The towering Jamaican did not disappoint after claiming gold in the men’s 4x100m relay, but the fanfare he created also highlighted the dearth of world-class talent in Glasgow.

With traditionally powerful sporting nations like the US, China and Russia not eligible to compete, the Games will always lack true world-class status.

Yet part of the tournament’s charm is the fabled stories the diverse range of athletes have, be it Kiribati’s first female boxer, Taoriba Biniati; Brunei’s only athlete in Glasgow: cyclist Muhammad I’maadi Abd Aziz; or Norfolk Island badminton player Richard Cribb, who practices on a converted dance floor.

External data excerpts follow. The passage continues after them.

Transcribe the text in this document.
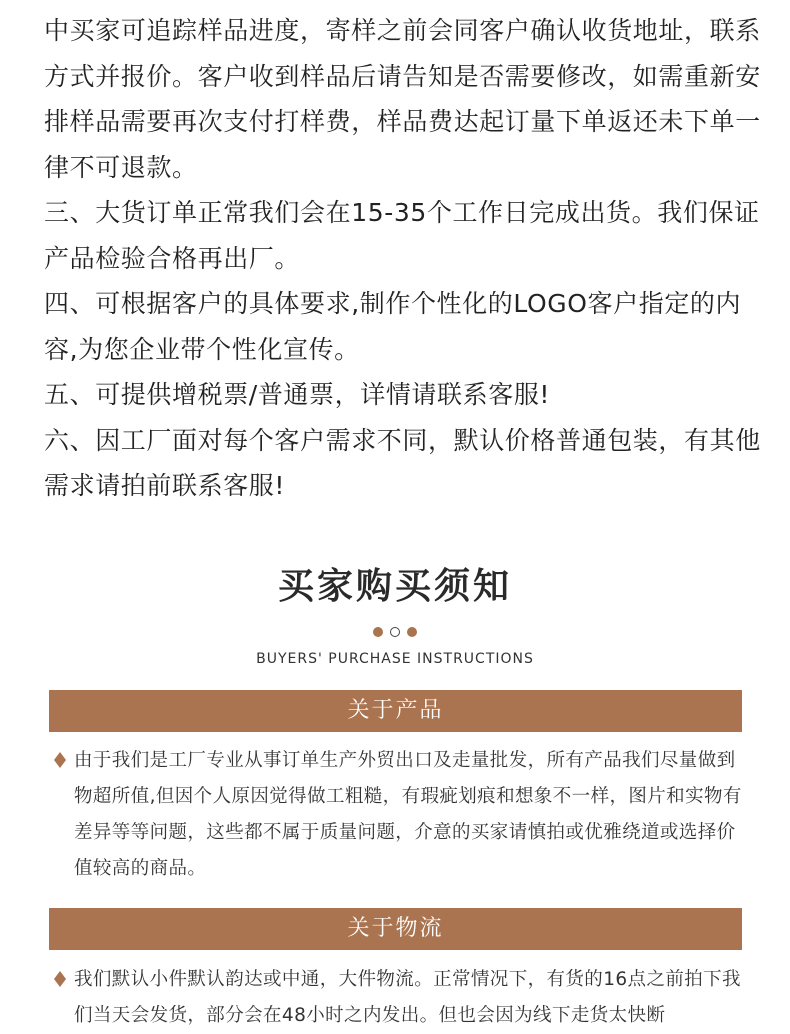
中买家可追踪样品进度，寄样之前会同客户确认收货地址，联系方式并报价。客户收到样品后请告知是否需要修改，如需重新安排样品需要再次支付打样费，样品费达起订量下单返还未下单一律不可退款。

三、大货订单正常我们会在15-35个工作日完成出货。我们保证产品检验合格再出厂。

四、可根据客户的具体要求,制作个性化的LOGO客户指定的内容,为您企业带个性化宣传。

五、可提供增税票/普通票，详情请联系客服!

六、因工厂面对每个客户需求不同，默认价格普通包装，有其他需求请拍前联系客服!

买家购买须知
BUYERS' PURCHASE INSTRUCTIONS
关于产品
由于我们是工厂专业从事订单生产外贸出口及走量批发，所有产品我们尽量做到物超所值,但因个人原因觉得做工粗糙，有瑕疵划痕和想象不一样，图片和实物有差异等等问题，这些都不属于质量问题，介意的买家请慎拍或优雅绕道或选择价值较高的商品。
关于物流
我们默认小件默认韵达或中通，大件物流。正常情况下，有货的16点之前拍下我们当天会发货，部分会在48小时之内发出。但也会因为线下走货太快断
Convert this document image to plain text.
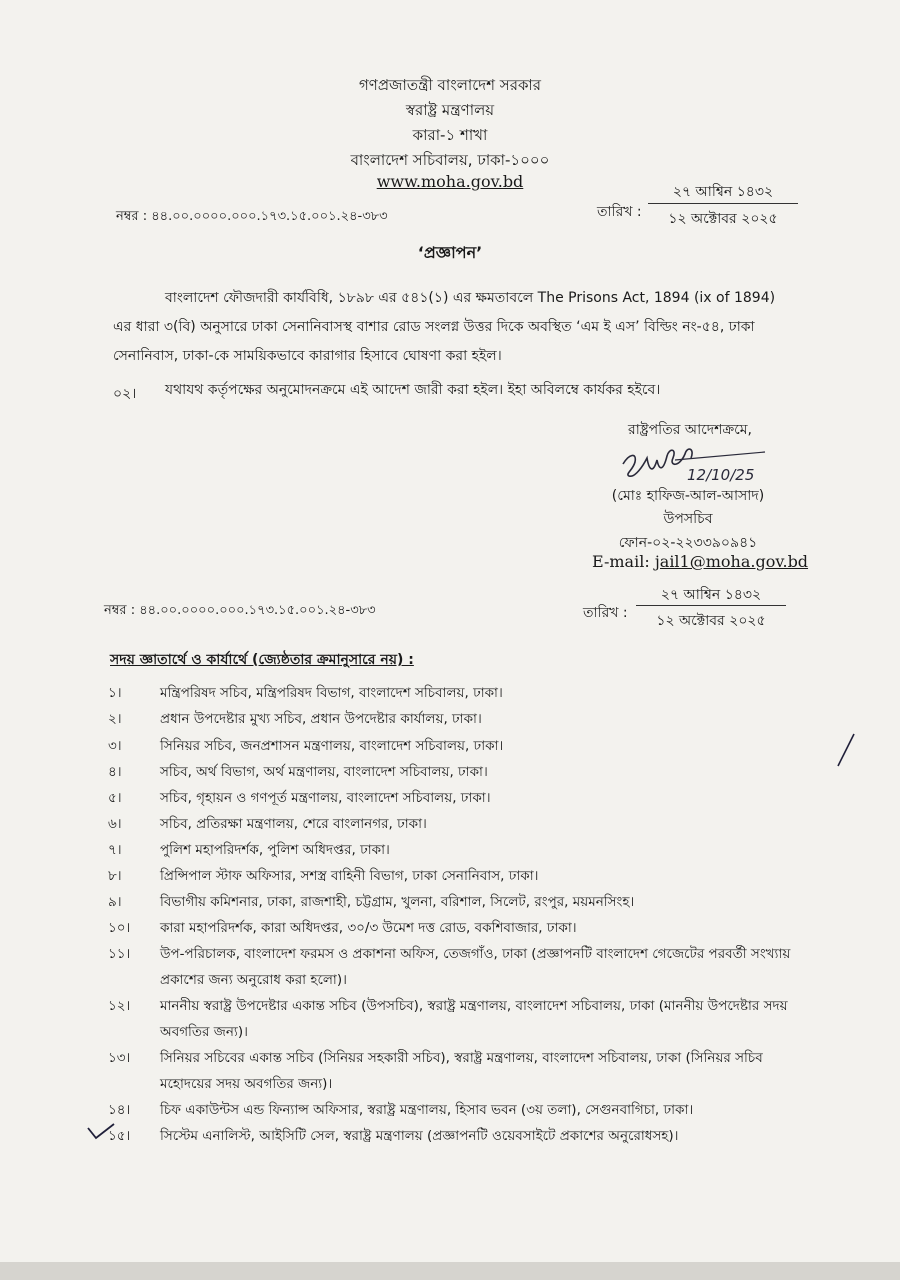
গণপ্রজাতন্ত্রী বাংলাদেশ সরকার
স্বরাষ্ট্র মন্ত্রণালয়
কারা-১ শাখা
বাংলাদেশ সচিবালয়, ঢাকা-১০০০
www.moha.gov.bd
নম্বর : ৪৪.০০.০০০০.০০০.১৭৩.১৫.০০১.২৪-৩৮৩	তারিখ :
২৭ আশ্বিন ১৪৩২
১২ অক্টোবর ২০২৫
‘প্রজ্ঞাপন’
বাংলাদেশ ফৌজদারী কার্যবিধি, ১৮৯৮ এর ৫৪১(১) এর ক্ষমতাবলে The Prisons Act, 1894 (ix of 1894) এর ধারা ৩(বি) অনুসারে ঢাকা সেনানিবাসস্থ বাশার রোড সংলগ্ন উত্তর দিকে অবস্থিত ‘এম ই এস’ বিল্ডিং নং-৫৪, ঢাকা সেনানিবাস, ঢাকা-কে সাময়িকভাবে কারাগার হিসাবে ঘোষণা করা হইল।
০২। যথাযথ কর্তৃপক্ষের অনুমোদনক্রমে এই আদেশ জারী করা হইল। ইহা অবিলম্বে কার্যকর হইবে।
রাষ্ট্রপতির আদেশক্রমে,
12/10/25
(মোঃ হাফিজ-আল-আসাদ)
উপসচিব
ফোন-০২-২২৩৩৯০৯৪১
E-mail: jail1@moha.gov.bd
নম্বর : ৪৪.০০.০০০০.০০০.১৭৩.১৫.০০১.২৪-৩৮৩	তারিখ :
২৭ আশ্বিন ১৪৩২
১২ অক্টোবর ২০২৫
সদয় জ্ঞাতার্থে ও কার্যার্থে (জ্যেষ্ঠতার ক্রমানুসারে নয়) :
১।	মন্ত্রিপরিষদ সচিব, মন্ত্রিপরিষদ বিভাগ, বাংলাদেশ সচিবালয়, ঢাকা।
২।	প্রধান উপদেষ্টার মুখ্য সচিব, প্রধান উপদেষ্টার কার্যালয়, ঢাকা।
৩।	সিনিয়র সচিব, জনপ্রশাসন মন্ত্রণালয়, বাংলাদেশ সচিবালয়, ঢাকা।
৪।	সচিব, অর্থ বিভাগ, অর্থ মন্ত্রণালয়, বাংলাদেশ সচিবালয়, ঢাকা।
৫।	সচিব, গৃহায়ন ও গণপূর্ত মন্ত্রণালয়, বাংলাদেশ সচিবালয়, ঢাকা।
৬।	সচিব, প্রতিরক্ষা মন্ত্রণালয়, শেরে বাংলানগর, ঢাকা।
৭।	পুলিশ মহাপরিদর্শক, পুলিশ অধিদপ্তর, ঢাকা।
৮।	প্রিন্সিপাল স্টাফ অফিসার, সশস্ত্র বাহিনী বিভাগ, ঢাকা সেনানিবাস, ঢাকা।
৯।	বিভাগীয় কমিশনার, ঢাকা, রাজশাহী, চট্টগ্রাম, খুলনা, বরিশাল, সিলেট, রংপুর, ময়মনসিংহ।
১০।	কারা মহাপরিদর্শক, কারা অধিদপ্তর, ৩০/৩ উমেশ দত্ত রোড, বকশিবাজার, ঢাকা।
১১।	উপ-পরিচালক, বাংলাদেশ ফরমস ও প্রকাশনা অফিস, তেজগাঁও, ঢাকা (প্রজ্ঞাপনটি বাংলাদেশ গেজেটের পরবর্তী সংখ্যায় প্রকাশের জন্য অনুরোধ করা হলো)।
১২।	মাননীয় স্বরাষ্ট্র উপদেষ্টার একান্ত সচিব (উপসচিব), স্বরাষ্ট্র মন্ত্রণালয়, বাংলাদেশ সচিবালয়, ঢাকা (মাননীয় উপদেষ্টার সদয় অবগতির জন্য)।
১৩।	সিনিয়র সচিবের একান্ত সচিব (সিনিয়র সহকারী সচিব), স্বরাষ্ট্র মন্ত্রণালয়, বাংলাদেশ সচিবালয়, ঢাকা (সিনিয়র সচিব মহোদয়ের সদয় অবগতির জন্য)।
১৪।	চিফ একাউন্টস এন্ড ফিন্যান্স অফিসার, স্বরাষ্ট্র মন্ত্রণালয়, হিসাব ভবন (৩য় তলা), সেগুনবাগিচা, ঢাকা।
১৫।	সিস্টেম এনালিস্ট, আইসিটি সেল, স্বরাষ্ট্র মন্ত্রণালয় (প্রজ্ঞাপনটি ওয়েবসাইটে প্রকাশের অনুরোধসহ)।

Teenage gymnast Claudia Fragapane will have good reason to always remember these Games, after the tiny 16-year-old, who stands just 1.37m tall, became the first Englishwoman in 84 years to win four Commonwealth golds in one tournament.

It is these stories that give the event its own unique identity, drawing it out of the shadow of the Olympics.

The blanket television and radio coverage the Games received across Britain reflected the popularity it has among the Home Nations, while in cricket-mad India, with the team currently touring England, all of the leading newspapers sent correspondents to Glasgow.

India finished second in the medals tally when they hosted the Games four years back and although expectations were lower than 2010, the event was closely followed, with high TV ratings.

Indian Minister of Sports Sarbananda Sonowal has also regularly made press statements lauding the medal winners, while the federations have announced cash prizes for the athletes.

Jamaican press were out in force too, ensuring extensive coverage of big-name track star Bolt, while the rest of the team did not disappoint with regular appearances on the podium in the sprint races.

Despite breaking the only world record of the Games in the women’s 4x100m freestyle, Australia fans left Glasgow a little disappointed after finishing second in the medals table behind archrivals England.

They will look to put that right when the Gold Coast stages the next games in 2018.

Casting a shadow over the success of the Games were several cases of alleged criminal activity on behalf of an athlete and two officials.

Toua Udia, 22, a weightlifter from Papua New Guinea, went on trial in Glasgow on Monday accused of sexually assaulting another man in a supermarket bathroom.

Udia denies intentionally or recklessly touching the man’s testicles on July 21 in a Tesco coffee shop lavatory near the Athletes’ Village in Glasgow.